Campus eats catering to vegetarians

Heidi Grieser and Heidi Grieser

Matthew James is a chef at the Bowling Greenery and plans the menu for “The Vegan Spot” in The Falcon’s Nest food court every day. This little hot box holds a vegetarian and vegan entree daily.

James and his staff run a test kitchen in the summer and are constantly looking for new recipes and depend on feedback from students to “consistently bring healthier options for vegetarians and vegans that are appealing.”

The dining services staff ensures there are animal-free alternatives at every meal in every dining center. The staff creates items based on availability of ingredients and is careful there is no contact with animal products in the preparation.

Vegetarians avoid meat and often fish while a vegan in addition to meat, avoids all animal products such as dairy and eggs. Some vegans won’t eat honey, refined sugar, or use leather products.

Daria Blahowski-Dreyer, a nutrition initiatives manager, says that most vegetarians and vegans on campus seem to be women trying to eat organic and healthy foods. More people want healthy eating options, but Blahowski-Dreyer doesn’t hear from hardly anyone who is vegan for social cause.

“If you’re a struggling vegetarian or vegan on campus we want to know,” she said. “We’re customer centric. Especially if that’s your way of life, it’s kind of heart breaking if you can’t find anything to eat.”

James and Blahowski-Dreyer both stressed that vegetarian and vegan options are a work in progress and are dependent on comment cards, recipes and feedback. You can contact dining services by e-mail or by visiting a manager at any of the dining centers.

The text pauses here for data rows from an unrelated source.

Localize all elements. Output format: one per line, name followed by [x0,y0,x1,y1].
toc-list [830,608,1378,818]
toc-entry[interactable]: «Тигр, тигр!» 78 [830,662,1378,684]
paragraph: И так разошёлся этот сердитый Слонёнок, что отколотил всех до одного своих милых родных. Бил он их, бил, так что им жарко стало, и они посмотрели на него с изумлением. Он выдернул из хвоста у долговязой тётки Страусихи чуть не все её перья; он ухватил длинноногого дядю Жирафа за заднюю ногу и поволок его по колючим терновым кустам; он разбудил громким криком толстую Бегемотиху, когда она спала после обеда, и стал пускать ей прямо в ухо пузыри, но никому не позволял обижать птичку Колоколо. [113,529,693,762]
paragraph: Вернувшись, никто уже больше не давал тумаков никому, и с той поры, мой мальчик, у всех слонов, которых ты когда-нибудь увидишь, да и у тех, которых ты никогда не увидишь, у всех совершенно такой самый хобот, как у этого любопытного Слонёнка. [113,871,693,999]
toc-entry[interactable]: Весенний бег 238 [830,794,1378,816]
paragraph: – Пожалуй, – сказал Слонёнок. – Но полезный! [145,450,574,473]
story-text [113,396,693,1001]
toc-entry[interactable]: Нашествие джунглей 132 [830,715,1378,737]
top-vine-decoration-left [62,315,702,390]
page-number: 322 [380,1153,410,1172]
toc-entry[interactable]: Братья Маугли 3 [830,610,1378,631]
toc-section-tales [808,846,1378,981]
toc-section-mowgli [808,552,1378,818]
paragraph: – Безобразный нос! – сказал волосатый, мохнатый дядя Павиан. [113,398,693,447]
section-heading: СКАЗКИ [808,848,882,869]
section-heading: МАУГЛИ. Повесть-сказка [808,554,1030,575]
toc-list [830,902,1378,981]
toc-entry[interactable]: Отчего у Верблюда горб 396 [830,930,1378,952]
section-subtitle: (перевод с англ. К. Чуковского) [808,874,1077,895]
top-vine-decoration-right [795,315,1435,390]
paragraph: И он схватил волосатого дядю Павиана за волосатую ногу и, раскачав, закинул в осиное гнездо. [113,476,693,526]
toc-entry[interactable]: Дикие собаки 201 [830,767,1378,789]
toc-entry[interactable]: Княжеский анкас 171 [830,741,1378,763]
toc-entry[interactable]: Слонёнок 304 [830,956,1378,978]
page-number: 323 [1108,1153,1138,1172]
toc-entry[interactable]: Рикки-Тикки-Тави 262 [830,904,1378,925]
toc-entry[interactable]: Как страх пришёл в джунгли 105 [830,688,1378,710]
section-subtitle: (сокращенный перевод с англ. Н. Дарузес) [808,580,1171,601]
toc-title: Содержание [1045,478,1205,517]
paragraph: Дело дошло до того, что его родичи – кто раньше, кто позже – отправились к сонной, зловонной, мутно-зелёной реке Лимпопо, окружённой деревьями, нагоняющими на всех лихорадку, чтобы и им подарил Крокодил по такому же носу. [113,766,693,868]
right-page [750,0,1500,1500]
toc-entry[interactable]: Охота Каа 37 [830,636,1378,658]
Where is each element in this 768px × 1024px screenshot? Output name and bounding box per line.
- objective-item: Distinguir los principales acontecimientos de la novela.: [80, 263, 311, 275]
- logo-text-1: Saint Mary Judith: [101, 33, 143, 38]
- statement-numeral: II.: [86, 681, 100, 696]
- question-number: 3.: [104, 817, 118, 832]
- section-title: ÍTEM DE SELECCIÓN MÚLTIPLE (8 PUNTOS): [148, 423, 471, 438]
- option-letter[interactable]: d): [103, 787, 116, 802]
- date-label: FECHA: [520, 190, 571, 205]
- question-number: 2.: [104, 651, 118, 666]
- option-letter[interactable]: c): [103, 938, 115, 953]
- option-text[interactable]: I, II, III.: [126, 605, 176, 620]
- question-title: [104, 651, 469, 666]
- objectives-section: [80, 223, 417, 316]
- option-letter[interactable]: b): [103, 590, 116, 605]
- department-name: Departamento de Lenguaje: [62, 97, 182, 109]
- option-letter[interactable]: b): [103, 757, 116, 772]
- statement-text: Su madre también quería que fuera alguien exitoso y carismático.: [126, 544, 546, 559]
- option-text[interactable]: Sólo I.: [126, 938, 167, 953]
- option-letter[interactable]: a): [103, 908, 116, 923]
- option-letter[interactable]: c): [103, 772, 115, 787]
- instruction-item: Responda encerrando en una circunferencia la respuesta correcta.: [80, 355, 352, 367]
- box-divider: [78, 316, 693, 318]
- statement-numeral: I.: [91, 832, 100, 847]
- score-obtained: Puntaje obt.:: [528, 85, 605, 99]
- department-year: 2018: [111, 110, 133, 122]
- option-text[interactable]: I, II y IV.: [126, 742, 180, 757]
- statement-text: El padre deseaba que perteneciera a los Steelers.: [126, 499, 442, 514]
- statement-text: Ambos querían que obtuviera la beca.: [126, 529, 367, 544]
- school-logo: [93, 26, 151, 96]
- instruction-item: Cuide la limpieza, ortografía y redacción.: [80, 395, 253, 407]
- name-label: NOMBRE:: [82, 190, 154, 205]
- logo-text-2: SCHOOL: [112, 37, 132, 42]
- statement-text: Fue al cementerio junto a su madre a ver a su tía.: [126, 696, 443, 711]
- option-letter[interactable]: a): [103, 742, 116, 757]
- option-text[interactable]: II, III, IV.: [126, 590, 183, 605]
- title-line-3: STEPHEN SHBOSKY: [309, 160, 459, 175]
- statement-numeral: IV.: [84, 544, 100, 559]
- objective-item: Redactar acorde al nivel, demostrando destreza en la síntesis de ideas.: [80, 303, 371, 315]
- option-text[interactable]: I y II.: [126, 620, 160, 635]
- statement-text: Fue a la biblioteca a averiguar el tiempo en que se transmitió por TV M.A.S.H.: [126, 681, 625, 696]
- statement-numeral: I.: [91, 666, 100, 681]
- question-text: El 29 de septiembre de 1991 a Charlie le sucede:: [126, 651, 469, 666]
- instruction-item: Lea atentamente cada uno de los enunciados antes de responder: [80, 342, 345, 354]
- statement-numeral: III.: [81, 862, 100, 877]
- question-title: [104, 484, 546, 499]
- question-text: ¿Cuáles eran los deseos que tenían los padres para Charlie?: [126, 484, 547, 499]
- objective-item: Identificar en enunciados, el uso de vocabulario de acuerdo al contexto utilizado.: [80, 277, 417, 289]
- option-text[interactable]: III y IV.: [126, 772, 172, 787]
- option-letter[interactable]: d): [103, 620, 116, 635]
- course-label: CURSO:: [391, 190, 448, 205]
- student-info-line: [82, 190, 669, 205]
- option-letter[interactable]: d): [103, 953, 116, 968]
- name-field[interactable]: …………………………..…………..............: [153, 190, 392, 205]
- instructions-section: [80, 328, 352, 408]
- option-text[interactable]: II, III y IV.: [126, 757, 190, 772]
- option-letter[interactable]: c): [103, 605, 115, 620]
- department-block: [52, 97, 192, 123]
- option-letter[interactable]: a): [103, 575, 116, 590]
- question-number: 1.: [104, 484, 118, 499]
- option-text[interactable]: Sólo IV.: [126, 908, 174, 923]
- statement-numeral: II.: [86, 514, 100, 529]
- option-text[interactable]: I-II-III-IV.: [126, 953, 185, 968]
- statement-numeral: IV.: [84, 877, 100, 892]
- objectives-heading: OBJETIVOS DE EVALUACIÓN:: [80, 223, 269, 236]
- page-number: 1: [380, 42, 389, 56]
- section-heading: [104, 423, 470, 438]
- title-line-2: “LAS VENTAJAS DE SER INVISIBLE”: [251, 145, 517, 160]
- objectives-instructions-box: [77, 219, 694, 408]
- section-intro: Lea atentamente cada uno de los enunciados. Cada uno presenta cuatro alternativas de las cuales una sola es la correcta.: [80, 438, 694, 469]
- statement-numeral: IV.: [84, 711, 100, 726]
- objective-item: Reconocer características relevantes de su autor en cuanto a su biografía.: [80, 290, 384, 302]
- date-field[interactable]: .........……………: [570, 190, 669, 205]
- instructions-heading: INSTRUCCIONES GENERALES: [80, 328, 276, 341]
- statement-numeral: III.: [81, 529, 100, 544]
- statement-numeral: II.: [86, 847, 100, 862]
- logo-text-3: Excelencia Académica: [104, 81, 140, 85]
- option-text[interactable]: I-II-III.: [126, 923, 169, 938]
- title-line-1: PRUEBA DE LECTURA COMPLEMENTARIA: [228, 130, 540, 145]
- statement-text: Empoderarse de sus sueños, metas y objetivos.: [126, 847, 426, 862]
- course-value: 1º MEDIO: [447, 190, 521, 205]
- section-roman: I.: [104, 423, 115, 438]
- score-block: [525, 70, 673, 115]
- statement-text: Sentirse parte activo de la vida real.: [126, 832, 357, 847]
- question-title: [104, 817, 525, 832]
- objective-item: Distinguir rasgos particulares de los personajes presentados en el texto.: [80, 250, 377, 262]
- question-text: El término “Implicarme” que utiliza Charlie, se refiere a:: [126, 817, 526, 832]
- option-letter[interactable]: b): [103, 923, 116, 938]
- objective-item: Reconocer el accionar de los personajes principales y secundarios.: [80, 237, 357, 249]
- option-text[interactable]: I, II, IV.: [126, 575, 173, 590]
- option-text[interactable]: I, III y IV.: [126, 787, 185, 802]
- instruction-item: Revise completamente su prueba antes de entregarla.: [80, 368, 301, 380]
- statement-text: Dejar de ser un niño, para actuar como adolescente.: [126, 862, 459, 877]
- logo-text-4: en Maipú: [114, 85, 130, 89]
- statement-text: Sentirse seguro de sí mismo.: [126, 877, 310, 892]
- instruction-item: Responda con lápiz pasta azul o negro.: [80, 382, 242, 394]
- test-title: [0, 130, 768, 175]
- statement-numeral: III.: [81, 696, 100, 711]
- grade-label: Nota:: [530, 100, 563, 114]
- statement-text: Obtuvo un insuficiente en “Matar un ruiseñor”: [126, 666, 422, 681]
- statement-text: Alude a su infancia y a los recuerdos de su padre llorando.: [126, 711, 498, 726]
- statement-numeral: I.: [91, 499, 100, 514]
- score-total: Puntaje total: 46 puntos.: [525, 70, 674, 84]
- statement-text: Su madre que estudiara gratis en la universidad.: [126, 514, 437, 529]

James said all last year that two vegan women came in every week and commented on the options, and their opinions helped influence this year’s menus.

There used to be a group called BG Vegetarians, that Blahowski-Dreyer could count on to give reports of the vegetarian options on random days. She believes the group has disbanded and wishes for something in its place.

“I basically ended up buying sushi and bottled water with my meal plan because most of the time there was a vegan option, it looked disgusting,” said Ian Adcock, a vegetarian who lived in Kreischer last year.

“Often they would serve things that didn’t have meat but had all these weird processed ingredients,” Adcock continued.

Adcock says he’s been a vegetarian for five years because he’s against putting gross foods in his body. He also pointed out it’s a lot more expensive to buy a healthy salad or the vegetarian option for the meal then to fill up on cheese pizza.

“There are always options for me at the Union, where I eat most often. But I have resigned myself to eating junk food because I can’t afford to buy something substantial and healthy,” said Dylan Thompson, a vegetarian student.